The DMs are much improved with the use of the Banning feature, but only as far as pop music goes. In the classical realm, they are total duds. I have going on for 800 tracks in my Classical playlist, and the DMs do not in any way reflect my taste. They are formulated for somebody else, ‘but not for me’. The lists are performer-orientated, not composer-orientated or sub-genre-orientated, with the exception of one Mahler-themed Mix. Today there isn’t one single classical mix. They are ‘no more’. A cursory glance at my playlists would suggest I like pastoral, easy-listening, Scandi-noir sort of music: Delius, Sibelius, Vaughan Williams: I’m not that bothered who performs them. I would like suggestions of similar music. Instead, I have been served up ambient music, film music, avant-garde music, for example, by people I’ve never even heard of. If the DMs are made for me, please can they at least try to widen the preferences I already have? If they are not made for me, why present me with them? I would rather just opt out. And yes, I could ignore them, but I’d rather have a go at getting them to be more relevant first, since I’m paying for them.
Furthermore, I’ve just had a glance further down the Home Page: the two Genres for You suggestions (operative term being ‘for you’) are Saxophone Jazz and Guitar Jazz. I hate Jazz! There is not one Jazz track in my 4000-track collection. And then, in the Recommended Artists, I have only heard of three out of 15! Again, the problem is that these are performer-orientated. A cursory glance at my playlists would reveal I am not a fan of solo classical singers, yet some of the Recommended Artists are, indeed, solo classical singers. It might help if we could Ban types of music, such as solo classical singers, piano music, virtuoso, Baroque, or even if we could opt in to, say 19th-Century Orchestral Music. Whatever the case, the current modus operandi is not benefiting at least one paying customer. I regret to say that Idagio and even Apple Classical are much better at this than Roon, but I can’t afford multiple subscriptions.
If you describe your taste it sounds easy for someone who understands subgenres of classical music. For an algorithm it is basically impossible to understand such multi-dimensional criteria as not only subgenre, birthplace of the composer, orchestration, musical form, composer itself and period of composition have to be taken into consideration. Particularly with with era that is impossible as the classification which roon is using is unsharp if you move away from Baroque and Classical period. Even Renaissance and Romantic are not clearly defined.
If you check the ´Similar composers´ section on a composer´s page it already fails miserably in terms of subgenres and period.
In most of cases I would share your initial idea of composer/style/period based recommendations, but at times I would also like to have a performer-oriented suggestion lists.
I suggested a ´ban genre´ and ´ban subgenre´ feature already for all the recommendations, Roon Radio and playlists ´for me´ but I doubt it will be useful for classical music. The subgenre classification is rather unsharp here and it differs from album to album if there are subgenres at all.
Apple Music Classical appears to be much better because the have their own subgenre and period classification as well as editorial links set between them, and recommendations seem to involve a very limited number of choices.
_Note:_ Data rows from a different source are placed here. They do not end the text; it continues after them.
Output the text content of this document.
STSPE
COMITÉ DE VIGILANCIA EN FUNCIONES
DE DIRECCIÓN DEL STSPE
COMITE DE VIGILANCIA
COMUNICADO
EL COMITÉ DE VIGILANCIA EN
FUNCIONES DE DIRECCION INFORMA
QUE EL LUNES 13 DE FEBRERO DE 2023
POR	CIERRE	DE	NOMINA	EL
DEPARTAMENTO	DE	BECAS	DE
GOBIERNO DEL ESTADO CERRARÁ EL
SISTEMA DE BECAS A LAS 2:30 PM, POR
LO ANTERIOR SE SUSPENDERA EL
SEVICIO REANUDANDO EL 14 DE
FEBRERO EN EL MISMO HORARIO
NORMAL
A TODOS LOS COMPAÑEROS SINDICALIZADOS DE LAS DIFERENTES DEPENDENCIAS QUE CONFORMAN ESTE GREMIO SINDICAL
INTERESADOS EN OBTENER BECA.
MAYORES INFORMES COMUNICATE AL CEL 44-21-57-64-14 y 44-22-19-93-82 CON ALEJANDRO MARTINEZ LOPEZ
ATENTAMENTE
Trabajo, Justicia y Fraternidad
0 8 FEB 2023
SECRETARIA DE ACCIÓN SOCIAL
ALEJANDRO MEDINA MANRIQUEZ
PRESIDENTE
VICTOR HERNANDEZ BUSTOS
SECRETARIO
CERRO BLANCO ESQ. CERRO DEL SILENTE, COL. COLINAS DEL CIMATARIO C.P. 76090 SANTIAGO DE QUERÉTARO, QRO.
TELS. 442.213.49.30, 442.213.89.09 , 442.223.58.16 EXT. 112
That is a different thing than roon needing an algorithm to theoretically take everything into account a user might have or Tidal/Qobuz might offer.
I love to explore new classical music, particularly compositions, but I have lost hope this can be done by an algorithm or AI of any kind. It is simply too complex. Since oeuvre lists per composer and recording lists per composition work so well in roon (at least with Qobuz involved), I moved to these when it comes to exploring new compositions. Sometimes the ´similar composer´ list might help.
Thank you. The whole issue seems to be the inability to cater intelligently for classical music. Just one step would be a big improvement: making the composer the primary identifier for all recommendations. A Daily Mix of, say Sibelius compositions would be a big improvement. I don’t really care who plays them! If I like a composition, I go to the CD reviews on Amazon, cross-reference them with what’s available on Qobuz, and choose the best fit. And a side note about algorithms. Idagio seems to be able to come up with algorithms that work, for example producing a list of Tone Poems when it detects that that is what I like.
Did you try the automatic playlist or starting roon radio from a composer´s page?
Seems to be working both pretty well although the play button brings you solely compositions of that particular composer (as you requested) while roon radio is a bit loose with similarities.
This is the resulting queue list after letting Siblius endless playlist do its roon magic:
Would that be working for you?
I only really listen to Pub Rock from Southend on Sea, a few Jamaican composers and a couple of bands from London.
This means that there are many musicians, genres of music and styles that i dont interact with; but at no point does it occur to me that i am paying for other music.
I genuinely dont think that i even notice other music, but its good to hear other perspectives.
Great idea to be going on with! Thank you.